Jo Song Gil, the acting North Korean ambassador to Italy, and his wife fled the embassy in November last year and have gone into hiding, raising possibility that they sought asylum in a third country. An official at the Ministry of Foreign Affairs of Italy said they are not aware of Jo’s asylum request but local media reported that he might have requested asylum to other government agencies, such as the country’s spy agency. The whereabouts of Jo is unknown but it is expected to be revealed once the asylum is confirmed and his safety is guaranteed.
A growing number of North Korean defectors including Jo show the vulnerability of the North Korean regime. In particular, the elites of the regime, such as diplomats, who have experienced the outside world must have felt despair and a sense of shame to remain in the regime. The Ministry of Foreign Affairs of Italy said it was recently notified by the North of the replacement of Jo. It appears Jo, who was about to be summoned back to his country, decided to risk his life and seek asylum rather than going back to the suffocating country.
Jo comes from a family of diplomats, with both his father and father-in-law serving as ambassadors. He was responsible for procuring luxury items for North Korean high-ranking officials, according to former North Korean diplomat Thae Yong Ho, who fled to South Korea in 2016. The primary job of North Korean diplomats is in fact earning foreign exchanges for the country. The North Korean regime is pushing its diplomats to carry out illegal acts to earn foreign exchanges as tougher sanctions are being imposed on the country. A fear of being summoned back to the country and a burden of earning foreign exchanges leave them no other choices but to seek asylum. Jo must have been feeling a heavy burden working in Italy, which actively participated in sanctions against the North by deporting a North Korean ambassador to Italy.

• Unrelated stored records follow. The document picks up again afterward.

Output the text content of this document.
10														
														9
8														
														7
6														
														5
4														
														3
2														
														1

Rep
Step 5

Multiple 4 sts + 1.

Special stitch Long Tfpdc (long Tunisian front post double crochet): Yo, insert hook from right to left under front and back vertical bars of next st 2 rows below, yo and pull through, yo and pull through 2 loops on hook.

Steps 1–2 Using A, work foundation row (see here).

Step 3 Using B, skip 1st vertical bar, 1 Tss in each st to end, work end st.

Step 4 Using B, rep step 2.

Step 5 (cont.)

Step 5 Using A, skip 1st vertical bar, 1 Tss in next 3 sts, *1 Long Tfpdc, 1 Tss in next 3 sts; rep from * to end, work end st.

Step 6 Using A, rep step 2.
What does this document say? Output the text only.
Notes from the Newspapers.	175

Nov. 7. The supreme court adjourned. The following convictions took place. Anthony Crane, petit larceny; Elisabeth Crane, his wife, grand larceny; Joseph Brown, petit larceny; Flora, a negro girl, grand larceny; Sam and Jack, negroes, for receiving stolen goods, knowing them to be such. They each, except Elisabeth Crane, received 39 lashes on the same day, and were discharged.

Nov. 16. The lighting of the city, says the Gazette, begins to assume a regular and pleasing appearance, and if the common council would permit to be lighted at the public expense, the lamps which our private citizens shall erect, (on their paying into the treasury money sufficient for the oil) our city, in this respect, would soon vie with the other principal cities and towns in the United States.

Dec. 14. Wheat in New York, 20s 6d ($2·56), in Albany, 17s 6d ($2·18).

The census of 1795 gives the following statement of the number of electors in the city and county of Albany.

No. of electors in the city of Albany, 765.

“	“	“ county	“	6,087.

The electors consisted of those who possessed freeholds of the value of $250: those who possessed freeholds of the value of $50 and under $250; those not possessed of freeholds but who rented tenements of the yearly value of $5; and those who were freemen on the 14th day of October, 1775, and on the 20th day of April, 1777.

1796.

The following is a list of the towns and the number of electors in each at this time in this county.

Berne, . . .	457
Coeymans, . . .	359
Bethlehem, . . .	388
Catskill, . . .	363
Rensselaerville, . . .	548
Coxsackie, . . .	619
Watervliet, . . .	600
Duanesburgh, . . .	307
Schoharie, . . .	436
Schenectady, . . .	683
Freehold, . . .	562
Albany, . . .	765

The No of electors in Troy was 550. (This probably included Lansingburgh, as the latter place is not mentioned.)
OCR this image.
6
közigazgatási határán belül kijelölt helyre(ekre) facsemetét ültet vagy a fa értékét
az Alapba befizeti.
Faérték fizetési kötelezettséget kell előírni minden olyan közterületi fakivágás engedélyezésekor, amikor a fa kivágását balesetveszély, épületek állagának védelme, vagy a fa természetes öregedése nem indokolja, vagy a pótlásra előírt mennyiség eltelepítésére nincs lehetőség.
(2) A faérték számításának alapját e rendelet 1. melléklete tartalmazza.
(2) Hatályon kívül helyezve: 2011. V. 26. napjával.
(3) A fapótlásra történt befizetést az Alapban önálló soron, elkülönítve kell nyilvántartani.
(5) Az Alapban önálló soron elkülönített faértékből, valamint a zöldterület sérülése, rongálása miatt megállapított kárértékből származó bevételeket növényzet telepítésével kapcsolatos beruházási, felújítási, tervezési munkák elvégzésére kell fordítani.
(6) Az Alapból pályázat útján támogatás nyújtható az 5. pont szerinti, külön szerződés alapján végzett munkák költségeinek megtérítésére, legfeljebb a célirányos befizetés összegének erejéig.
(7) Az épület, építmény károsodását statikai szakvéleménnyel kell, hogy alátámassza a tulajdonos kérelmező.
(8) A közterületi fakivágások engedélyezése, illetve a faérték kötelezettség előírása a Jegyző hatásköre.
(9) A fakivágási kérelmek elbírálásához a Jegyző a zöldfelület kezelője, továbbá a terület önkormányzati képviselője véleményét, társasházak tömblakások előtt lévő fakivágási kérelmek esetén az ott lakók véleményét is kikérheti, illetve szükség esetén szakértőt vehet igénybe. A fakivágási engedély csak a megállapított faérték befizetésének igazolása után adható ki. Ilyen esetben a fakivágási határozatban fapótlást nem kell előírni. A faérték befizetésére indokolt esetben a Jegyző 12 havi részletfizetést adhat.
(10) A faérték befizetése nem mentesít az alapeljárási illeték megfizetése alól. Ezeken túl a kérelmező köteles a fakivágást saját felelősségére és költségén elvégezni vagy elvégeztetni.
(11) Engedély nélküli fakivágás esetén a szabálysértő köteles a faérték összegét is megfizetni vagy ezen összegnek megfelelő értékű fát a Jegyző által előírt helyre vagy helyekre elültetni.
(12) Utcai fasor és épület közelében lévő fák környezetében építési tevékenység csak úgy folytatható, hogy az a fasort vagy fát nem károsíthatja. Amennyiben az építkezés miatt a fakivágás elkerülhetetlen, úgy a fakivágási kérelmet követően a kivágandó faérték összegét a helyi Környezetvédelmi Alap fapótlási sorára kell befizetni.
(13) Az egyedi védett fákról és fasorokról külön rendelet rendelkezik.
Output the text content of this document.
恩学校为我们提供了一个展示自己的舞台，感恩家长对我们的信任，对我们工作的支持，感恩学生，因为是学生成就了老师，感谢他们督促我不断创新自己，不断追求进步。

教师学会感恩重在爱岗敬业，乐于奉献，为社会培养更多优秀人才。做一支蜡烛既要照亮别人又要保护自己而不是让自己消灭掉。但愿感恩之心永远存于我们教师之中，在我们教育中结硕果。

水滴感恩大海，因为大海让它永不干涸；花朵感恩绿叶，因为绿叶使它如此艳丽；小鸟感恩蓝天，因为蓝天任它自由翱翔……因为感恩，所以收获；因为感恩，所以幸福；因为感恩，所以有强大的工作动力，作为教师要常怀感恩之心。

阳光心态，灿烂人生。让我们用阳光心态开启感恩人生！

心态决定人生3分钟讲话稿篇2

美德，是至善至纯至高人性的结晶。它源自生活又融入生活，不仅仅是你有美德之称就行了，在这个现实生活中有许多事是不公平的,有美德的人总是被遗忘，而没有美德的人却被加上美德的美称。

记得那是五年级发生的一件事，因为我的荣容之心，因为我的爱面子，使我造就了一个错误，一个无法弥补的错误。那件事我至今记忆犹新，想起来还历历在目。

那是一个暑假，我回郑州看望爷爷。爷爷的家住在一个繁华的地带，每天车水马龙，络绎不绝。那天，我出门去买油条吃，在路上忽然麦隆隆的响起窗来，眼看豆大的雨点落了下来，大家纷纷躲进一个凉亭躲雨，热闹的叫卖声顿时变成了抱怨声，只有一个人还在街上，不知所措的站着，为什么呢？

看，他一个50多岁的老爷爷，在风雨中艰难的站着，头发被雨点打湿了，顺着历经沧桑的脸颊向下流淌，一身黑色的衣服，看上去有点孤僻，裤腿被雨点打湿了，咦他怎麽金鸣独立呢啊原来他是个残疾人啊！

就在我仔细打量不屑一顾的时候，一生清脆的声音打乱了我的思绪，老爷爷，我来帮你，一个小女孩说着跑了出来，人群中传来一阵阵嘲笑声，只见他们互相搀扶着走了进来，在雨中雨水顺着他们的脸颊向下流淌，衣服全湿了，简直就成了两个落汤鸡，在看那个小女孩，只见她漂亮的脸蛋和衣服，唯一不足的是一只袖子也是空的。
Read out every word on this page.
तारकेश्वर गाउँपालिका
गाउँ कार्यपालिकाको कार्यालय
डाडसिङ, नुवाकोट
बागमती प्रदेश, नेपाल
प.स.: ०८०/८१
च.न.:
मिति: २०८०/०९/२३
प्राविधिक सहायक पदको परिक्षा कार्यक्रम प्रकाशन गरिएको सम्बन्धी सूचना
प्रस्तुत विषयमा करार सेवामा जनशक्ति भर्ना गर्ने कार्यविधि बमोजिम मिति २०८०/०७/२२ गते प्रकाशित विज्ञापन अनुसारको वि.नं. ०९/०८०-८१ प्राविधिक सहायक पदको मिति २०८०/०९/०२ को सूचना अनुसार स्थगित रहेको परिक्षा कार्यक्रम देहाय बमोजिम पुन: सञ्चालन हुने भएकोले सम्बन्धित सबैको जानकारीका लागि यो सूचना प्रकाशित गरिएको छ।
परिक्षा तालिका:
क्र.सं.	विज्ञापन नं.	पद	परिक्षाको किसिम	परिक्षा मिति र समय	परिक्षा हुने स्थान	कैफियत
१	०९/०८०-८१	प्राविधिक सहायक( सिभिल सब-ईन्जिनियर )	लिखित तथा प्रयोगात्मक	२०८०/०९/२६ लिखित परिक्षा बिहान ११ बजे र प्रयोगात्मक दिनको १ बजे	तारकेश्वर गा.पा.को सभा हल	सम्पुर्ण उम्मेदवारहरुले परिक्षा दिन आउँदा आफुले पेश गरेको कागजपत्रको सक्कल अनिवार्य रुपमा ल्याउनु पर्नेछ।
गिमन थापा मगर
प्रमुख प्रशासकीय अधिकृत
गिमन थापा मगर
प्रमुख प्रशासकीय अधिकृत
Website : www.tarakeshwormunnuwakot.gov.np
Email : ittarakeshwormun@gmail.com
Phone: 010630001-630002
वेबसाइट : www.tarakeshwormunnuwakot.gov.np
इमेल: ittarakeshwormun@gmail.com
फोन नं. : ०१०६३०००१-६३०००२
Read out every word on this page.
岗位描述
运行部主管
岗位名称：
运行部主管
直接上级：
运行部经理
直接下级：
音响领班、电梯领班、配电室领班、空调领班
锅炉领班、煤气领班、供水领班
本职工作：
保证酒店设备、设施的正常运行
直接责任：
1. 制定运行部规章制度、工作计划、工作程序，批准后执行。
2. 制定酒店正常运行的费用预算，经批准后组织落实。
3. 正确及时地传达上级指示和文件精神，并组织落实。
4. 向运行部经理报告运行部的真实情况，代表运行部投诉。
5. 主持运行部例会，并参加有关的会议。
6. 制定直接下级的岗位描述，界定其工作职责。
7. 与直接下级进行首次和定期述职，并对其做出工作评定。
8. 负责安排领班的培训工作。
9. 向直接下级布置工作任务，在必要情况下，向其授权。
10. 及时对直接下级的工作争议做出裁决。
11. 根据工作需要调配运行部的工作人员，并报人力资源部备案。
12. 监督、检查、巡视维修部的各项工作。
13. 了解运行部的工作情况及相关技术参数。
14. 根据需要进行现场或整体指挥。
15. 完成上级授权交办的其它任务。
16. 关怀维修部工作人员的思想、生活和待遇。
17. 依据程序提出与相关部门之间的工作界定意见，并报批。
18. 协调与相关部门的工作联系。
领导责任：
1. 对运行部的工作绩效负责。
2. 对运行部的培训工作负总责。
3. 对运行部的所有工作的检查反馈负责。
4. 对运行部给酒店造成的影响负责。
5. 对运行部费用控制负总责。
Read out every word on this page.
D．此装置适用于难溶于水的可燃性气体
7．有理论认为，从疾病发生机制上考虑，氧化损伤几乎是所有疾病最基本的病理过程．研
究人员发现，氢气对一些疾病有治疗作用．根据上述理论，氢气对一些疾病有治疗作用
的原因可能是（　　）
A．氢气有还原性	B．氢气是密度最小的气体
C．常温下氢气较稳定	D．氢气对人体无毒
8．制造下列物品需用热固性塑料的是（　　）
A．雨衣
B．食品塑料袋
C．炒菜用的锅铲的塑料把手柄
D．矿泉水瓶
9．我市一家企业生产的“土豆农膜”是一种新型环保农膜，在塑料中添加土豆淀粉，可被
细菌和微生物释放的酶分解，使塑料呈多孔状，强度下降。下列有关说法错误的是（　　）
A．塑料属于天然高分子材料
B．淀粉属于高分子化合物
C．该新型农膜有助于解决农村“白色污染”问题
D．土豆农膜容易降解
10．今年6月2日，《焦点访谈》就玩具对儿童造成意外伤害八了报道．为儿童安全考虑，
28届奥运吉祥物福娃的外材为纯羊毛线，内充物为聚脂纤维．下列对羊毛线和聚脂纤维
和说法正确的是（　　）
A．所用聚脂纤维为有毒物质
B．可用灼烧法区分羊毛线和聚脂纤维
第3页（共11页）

It is impossible for the North Korean regime to stop its people from escaping from the most closed country in the world unless it becomes a member of the international society as a normal country. To be sure, there will be side effects to opening the country. But it is raising the risk of internal collapse by strengthening the monitoring of its people and closing borders. There is no other way for the regime to survive but to speed up the denuclearization process and soften the impact of opening the country with the support of the international society.